The Economist’s Health Care Forum, War on Cancer, took a closer look at financing cancer control and examined strategies to manage the disease. A particular topic of interest was how there was a lack of funding for infrastructure projects that help build robust cancer-control systems in Asia.
In the context of a developing country, a holistic infrastructure should focus on a cancer centre with an emphasis on the training of healthcare workers. Ideally, the centre should be built in a busy district, in partnership with medical schools and other hospitals. This will avoid costly duplication of equipment required to treat cancer patients.
These countries have a phased approach when developing cancer programmes, prioritising cancer with high burdens, prevention and early detection. Within the infrastructure, there is a strong need for a hub on cancer prevention and palliative care. It is also important to have strong surgical and radiation oncology services and facilities.
Holistic regional cancer infrastructure will require several cancer centres to be established in smaller countries and developing countries. These cancer centres should then work together to ensure that they are able to offer healthcare services to remote areas, as efficiently as possible.
Both the private and public sectors need to work together to increase accessibility and affordability of cancer care.
Having accessible treatment comes down to two things: pricing and portfolio. Affordable pricing ensures that everyone has access to treatment. Having a good portfolio means being able to treat the range of cancers in a particular area. This will reduce incidences of the disease.

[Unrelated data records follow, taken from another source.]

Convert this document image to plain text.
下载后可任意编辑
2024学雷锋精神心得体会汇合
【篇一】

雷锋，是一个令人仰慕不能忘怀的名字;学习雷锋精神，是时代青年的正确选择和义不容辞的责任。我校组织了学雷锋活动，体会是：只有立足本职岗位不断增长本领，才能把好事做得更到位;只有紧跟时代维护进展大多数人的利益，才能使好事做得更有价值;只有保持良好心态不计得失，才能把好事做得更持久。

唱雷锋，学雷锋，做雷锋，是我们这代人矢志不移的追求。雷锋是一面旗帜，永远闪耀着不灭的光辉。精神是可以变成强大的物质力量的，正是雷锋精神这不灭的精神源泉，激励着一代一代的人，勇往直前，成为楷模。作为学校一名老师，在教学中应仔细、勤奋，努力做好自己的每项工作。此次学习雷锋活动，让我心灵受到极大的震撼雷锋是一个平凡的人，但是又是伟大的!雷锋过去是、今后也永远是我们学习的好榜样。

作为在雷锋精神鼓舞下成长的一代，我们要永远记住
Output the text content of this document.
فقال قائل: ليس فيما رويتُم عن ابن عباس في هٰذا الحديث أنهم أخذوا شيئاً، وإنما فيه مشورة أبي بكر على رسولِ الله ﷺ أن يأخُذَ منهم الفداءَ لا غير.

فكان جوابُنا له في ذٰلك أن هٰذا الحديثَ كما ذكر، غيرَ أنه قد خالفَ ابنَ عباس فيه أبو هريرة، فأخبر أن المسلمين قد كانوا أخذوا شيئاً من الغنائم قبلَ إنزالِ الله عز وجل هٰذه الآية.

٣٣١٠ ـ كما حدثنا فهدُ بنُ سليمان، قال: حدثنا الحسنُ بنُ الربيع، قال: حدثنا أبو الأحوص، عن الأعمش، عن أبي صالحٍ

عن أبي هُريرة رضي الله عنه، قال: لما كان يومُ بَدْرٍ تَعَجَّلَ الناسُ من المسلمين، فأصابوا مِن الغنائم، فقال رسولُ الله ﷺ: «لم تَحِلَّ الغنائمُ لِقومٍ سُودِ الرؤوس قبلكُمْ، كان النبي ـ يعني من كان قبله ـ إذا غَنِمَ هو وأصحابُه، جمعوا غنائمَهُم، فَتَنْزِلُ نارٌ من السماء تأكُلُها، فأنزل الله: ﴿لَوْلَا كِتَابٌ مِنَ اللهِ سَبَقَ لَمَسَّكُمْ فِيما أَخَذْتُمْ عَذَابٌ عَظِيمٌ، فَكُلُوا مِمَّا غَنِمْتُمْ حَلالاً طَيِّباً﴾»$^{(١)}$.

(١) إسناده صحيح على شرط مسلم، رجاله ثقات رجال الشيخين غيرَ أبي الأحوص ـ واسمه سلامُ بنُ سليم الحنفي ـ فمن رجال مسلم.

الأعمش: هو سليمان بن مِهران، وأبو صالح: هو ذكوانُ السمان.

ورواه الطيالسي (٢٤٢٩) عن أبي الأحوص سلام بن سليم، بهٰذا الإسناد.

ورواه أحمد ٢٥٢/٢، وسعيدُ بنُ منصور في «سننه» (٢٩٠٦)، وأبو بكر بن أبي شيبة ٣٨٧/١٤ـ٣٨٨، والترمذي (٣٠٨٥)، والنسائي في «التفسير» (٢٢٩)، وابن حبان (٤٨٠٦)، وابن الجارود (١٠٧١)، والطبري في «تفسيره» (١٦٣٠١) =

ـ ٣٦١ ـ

There are many opportunities for private entities and banks such as the Asian Development Bank, to support developing countries for cancer care.
Patient autonomy is essential. People living in remote areas may not realise that they are suffering from cancer if they are not taught its signs and symptoms.
Providing education increases cancer awareness so that patients can seek treatment on their own. Education will also encourage communities to participate fully in cancer control policy, enhancing efficiency in cancer infrastructure.
Healthcare workers in developing countries need to be trained so that they will not only be able to provide accessible healthcare, but also run clinical trials for niche types of cancer (that could be specific to the particular region).
Health organisations around the world should invest in the prevention of infections that can lead to cancer. Advocating lifestyle changes will go a long way in enhancing public health.
The world, and not just Asia, needs to find a way to provide value-for-money cancer care.